City to refinance old debt
by Emmitt B. Feldner
of The Review staff

PLYMOUTH – The city is looking to save more than half a million dollars in interest costs by refinancing $6 million worth of bonds from 2006, 2007 and 2008.

Financial advisor Phil Cosson of Ehlers and Associates presented the particulars of the proposed new bond issue to the City Council Tuesday.

City Administrator Brian Yerges assured the council that the new bond will not include any new borrowing or debt, but will simply consolidate the outstanding loans.

While the major project covered by the three borrowings was the police and fire department additions at City Hall, Yerges said it also includes some projects for tax incremental finance district 4.

“This will help TIF 4 cash flow as well,” Cosson told the council.

The $6.055 million bond issue could save the city $515,238 in interest payments over the 10-year life of the issue, according to projections provided by Cosson based on recent bond issue interest rates.

“Even if rates pop up for a short time, we can pull the sale and revisit it at a later date,” Cosson told the council.

The timetable calls for the new bonds to be put out for sale in late April.

An application for a room tax permit for a proposed rooming house on Eastern Avenue triggered a council discussion on the city’s rules governing rooming and boarding houses and bed and breakfast establishments.

Building Inspector Pete Scheuerman explained that owner Cathy Faulkner is seeking the permit for her home at 1020 Eastern Ave.

“She came to Plymouth and fell in love with the city,” Scheuerman related. “She bought this place and renovated it.
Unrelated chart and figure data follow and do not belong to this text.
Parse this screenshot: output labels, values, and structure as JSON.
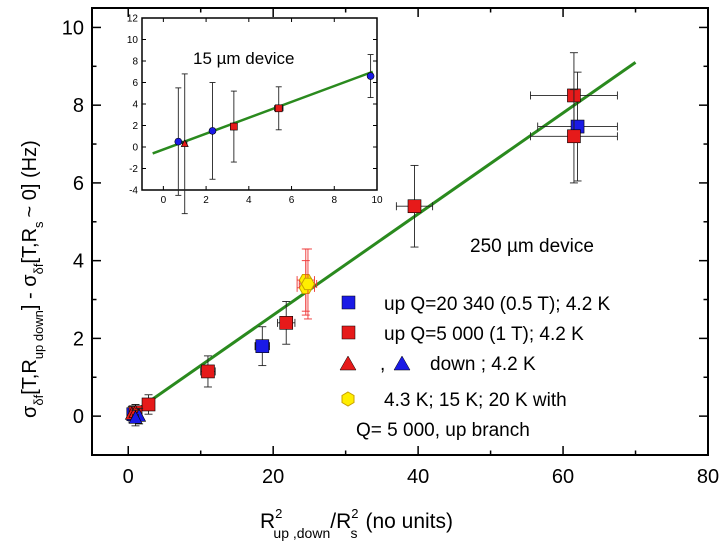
{
  "chart_data": {
    "type": "scatter",
    "xlabel": {
      "main": "R",
      "sup1": "2",
      "sub1": "up ,down",
      "slash": "/R",
      "sup2": "2",
      "sub2": "s",
      "units": "(no units)"
    },
    "ylabel": {
      "p1": "σ",
      "s1": "δf",
      "p2": "[T,R",
      "s2": "up  down",
      "p3": "] - σ",
      "s3": "δf",
      "p4": "[T,R",
      "s4": "s",
      "p5": "~ 0]  (Hz)"
    },
    "xlim": [
      -5,
      80
    ],
    "ylim": [
      -1,
      10.5
    ],
    "xticks": [
      0,
      20,
      40,
      60,
      80
    ],
    "yticks": [
      0,
      2,
      4,
      6,
      8,
      10
    ],
    "fit_line": {
      "color": "#2a8a1e",
      "x": [
        0,
        70
      ],
      "y": [
        0.0,
        9.1
      ]
    },
    "device_label": "250 µm device",
    "series": [
      {
        "name": "up Q=20 340 (0.5 T); 4.2 K",
        "marker": "square",
        "color": "#1a1ae6",
        "points": [
          {
            "x": 18.5,
            "y": 1.8,
            "xerr": 1.0,
            "yerr": 0.5
          },
          {
            "x": 62.0,
            "y": 7.45,
            "xerr": 5.5,
            "yerr": 1.4
          },
          {
            "x": 0.7,
            "y": 0.05,
            "xerr": 0.5,
            "yerr": 0.2
          }
        ]
      },
      {
        "name": "up Q=5 000 (1 T); 4.2 K",
        "marker": "square",
        "color": "#e61a1a",
        "points": [
          {
            "x": 11.0,
            "y": 1.15,
            "xerr": 1.0,
            "yerr": 0.4
          },
          {
            "x": 21.8,
            "y": 2.4,
            "xerr": 1.2,
            "yerr": 0.55
          },
          {
            "x": 39.5,
            "y": 5.4,
            "xerr": 2.5,
            "yerr": 1.05
          },
          {
            "x": 61.5,
            "y": 8.25,
            "xerr": 6.0,
            "yerr": 1.1
          },
          {
            "x": 61.5,
            "y": 7.2,
            "xerr": 6.0,
            "yerr": 1.2
          },
          {
            "x": 2.8,
            "y": 0.3,
            "xerr": 0.8,
            "yerr": 0.25
          },
          {
            "x": 1.0,
            "y": 0.1,
            "xerr": 0.5,
            "yerr": 0.2
          }
        ]
      },
      {
        "name": "up triangle; 4.2 K",
        "marker": "triangle",
        "color": "#e61a1a",
        "points": [
          {
            "x": 0.5,
            "y": 0.05,
            "xerr": 0.4,
            "yerr": 0.2
          },
          {
            "x": 1.0,
            "y": 0.1,
            "xerr": 0.4,
            "yerr": 0.2
          }
        ]
      },
      {
        "name": "down ; 4.2 K",
        "marker": "triangle",
        "color": "#1a1ae6",
        "points": [
          {
            "x": 1.5,
            "y": 0.0,
            "xerr": 0.4,
            "yerr": 0.2
          },
          {
            "x": 1.0,
            "y": -0.05,
            "xerr": 0.4,
            "yerr": 0.2
          }
        ]
      },
      {
        "name": "4.3 K; 15 K; 20 K with Q= 5 000, up branch",
        "marker": "hexagon",
        "color": "#ffee00",
        "points": [
          {
            "x": 24.5,
            "y": 3.5,
            "xerr": 1.2,
            "yerr": 0.8
          },
          {
            "x": 24.5,
            "y": 3.3,
            "xerr": 1.2,
            "yerr": 0.7
          },
          {
            "x": 24.8,
            "y": 3.4,
            "xerr": 1.2,
            "yerr": 0.9
          }
        ]
      }
    ],
    "legend": {
      "placement": "bottom-right",
      "entries": [
        {
          "text": "up Q=20 340 (0.5 T); 4.2 K"
        },
        {
          "text": "up Q=5 000 (1 T); 4.2 K"
        },
        {
          "sep": ",",
          "text": "down ; 4.2 K"
        },
        {
          "text": "4.3 K; 15 K; 20 K with"
        },
        {
          "text": "Q= 5 000, up branch"
        }
      ]
    },
    "inset": {
      "type": "scatter",
      "title": "15 µm device",
      "xlim": [
        -1,
        10
      ],
      "ylim": [
        -4,
        12
      ],
      "xticks": [
        0,
        2,
        4,
        6,
        8,
        10
      ],
      "yticks": [
        -4,
        -2,
        0,
        2,
        4,
        6,
        8,
        10,
        12
      ],
      "fit_line": {
        "color": "#2a8a1e",
        "x": [
          -0.5,
          9.8
        ],
        "y": [
          -0.6,
          7.0
        ]
      },
      "series": [
        {
          "marker": "circle",
          "color": "#1a1ae6",
          "points": [
            {
              "x": 0.7,
              "y": 0.5,
              "xerr": 0.1,
              "yerr": 5.0
            },
            {
              "x": 2.3,
              "y": 1.5,
              "xerr": 0.1,
              "yerr": 4.5
            },
            {
              "x": 9.7,
              "y": 6.6,
              "xerr": 0.1,
              "yerr": 2.0
            }
          ]
        },
        {
          "marker": "square",
          "color": "#e61a1a",
          "points": [
            {
              "x": 3.3,
              "y": 1.9,
              "xerr": 0.15,
              "yerr": 3.3
            },
            {
              "x": 5.4,
              "y": 3.6,
              "xerr": 0.2,
              "yerr": 2.0
            }
          ]
        },
        {
          "marker": "triangle",
          "color": "#e61a1a",
          "points": [
            {
              "x": 1.0,
              "y": 0.3,
              "xerr": 0.1,
              "yerr": 6.5
            }
          ]
        }
      ]
    }
  }
}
It’s going to be her summer home, but it’s going to be advertised as for rent,” through online sites such as airbandb.com.
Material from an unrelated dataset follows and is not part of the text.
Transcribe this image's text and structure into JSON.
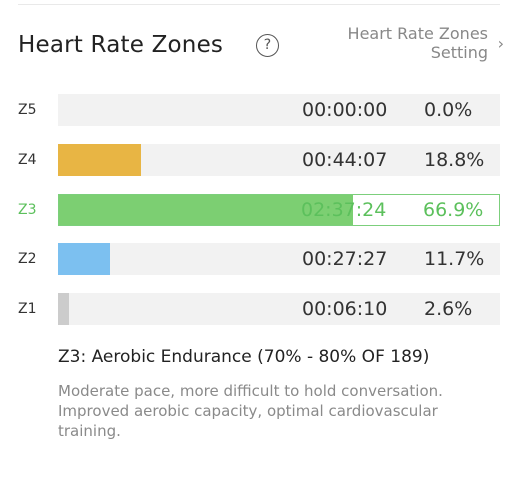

He added that the home is zoned R-4 multi-family residential, as is much of the Eastern Avenue corridor, and that boarding houses are allowed in that zoning with occupancy limited to six unrelated persons at one time.

“Given the setting of the home and the amount of work put into it, I wouldn’t see any problem at all,” Scheuerman stated.
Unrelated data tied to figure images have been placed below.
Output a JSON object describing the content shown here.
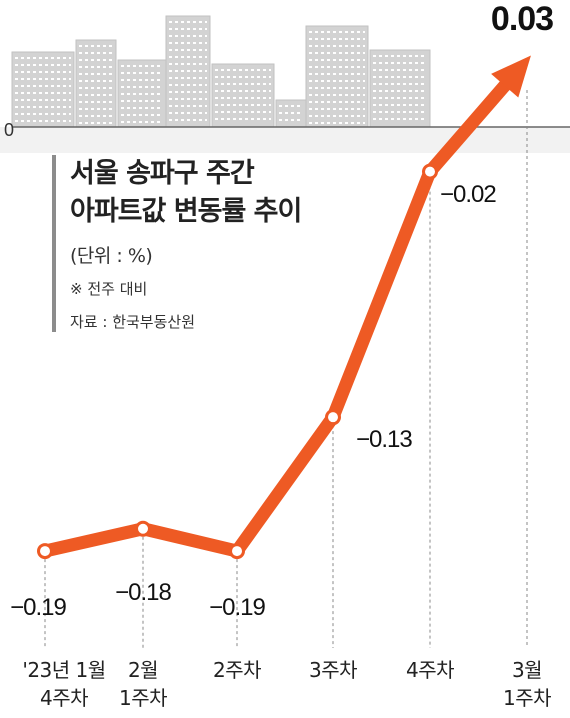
{
  "chart_data": {
    "type": "line",
    "title": "서울 송파구 주간\n아파트값 변동률 추이",
    "title_lines": [
      "서울 송파구 주간",
      "아파트값 변동률 추이"
    ],
    "unit_label": "(단위 : %)",
    "note": "※ 전주 대비",
    "source": "자료 : 한국부동산원",
    "zero_label": "0",
    "categories": [
      [
        "'23년 1월",
        "4주차"
      ],
      [
        "2월",
        "1주차"
      ],
      [
        "2주차"
      ],
      [
        "3주차"
      ],
      [
        "4주차"
      ],
      [
        "3월",
        "1주차"
      ]
    ],
    "values": [
      -0.19,
      -0.18,
      -0.19,
      -0.13,
      -0.02,
      0.03
    ],
    "value_labels": [
      "−0.19",
      "−0.18",
      "−0.19",
      "−0.13",
      "−0.02",
      "0.03"
    ],
    "ylim": [
      -0.2,
      0.03
    ],
    "colors": {
      "line": "#ee5a24",
      "axis": "#666666",
      "buildings": "#d3d3d3"
    }
  }
}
He noted that the city has already approved several other short-term rental situations for other residentialzoned homes.

“Were this in a single-family zone, it would be limited to four people,” City Attorney Crystal Fieber advised. “Because she’s renting this out for periods less than a month, she’s subject to the room tax.”

Alderman Jack Fernsler questioned whether there would be sufficient off-street parking available for the projected number of guests.

Scheuerman said parking could be regulated under a conditional use permit – which is required for such establishments in single-family zoning – but that the city’s zoning code does not require a permit for rooming or boarding houses in multi-family zoned areas.

“It’s going to be the obligation of the owner to convey that to renters,” Fieber said of winter and other parking regulations. “If there is an issue, it would be a problem between the owner and the tourists.”

“I would anticipate we may become more accustomed to this and see more of this in our community. I think this is going to become more and more prevalent,” Scheuerman said of renting out space to tourists and visitors in private homes.

“We have a wonderful community that serves the surrounding communities very well for events like the PGA, Road America, EAA and the like” Scheuerman pointed out.

“The city of Plymouth hasn’t been in a position to consider these issues,” Fieber conceded. “Maybe this is a policy consideration. The council may want to look at regulating these separately.”

Fernsler suggested tabling the room tax permit application until the council could look more deeply into the issue.

But Yerges noted that the council was only considering the room tax permit and not zoning issues.

“By not approving this (room tax permit), you’re not stopping them from using this as a rooming house,” Yerges explained.

The motion to table was defeated, then the council approved the room tax permit.

“We have two issues that popped up on something that we thought would be relatively simple,” Alderman David Williams commented. “Alderman Fernsler brought up some points on parking and other issues. We probably want to do some work looking at these particular ordinances and if they need some revisions, we should do so.”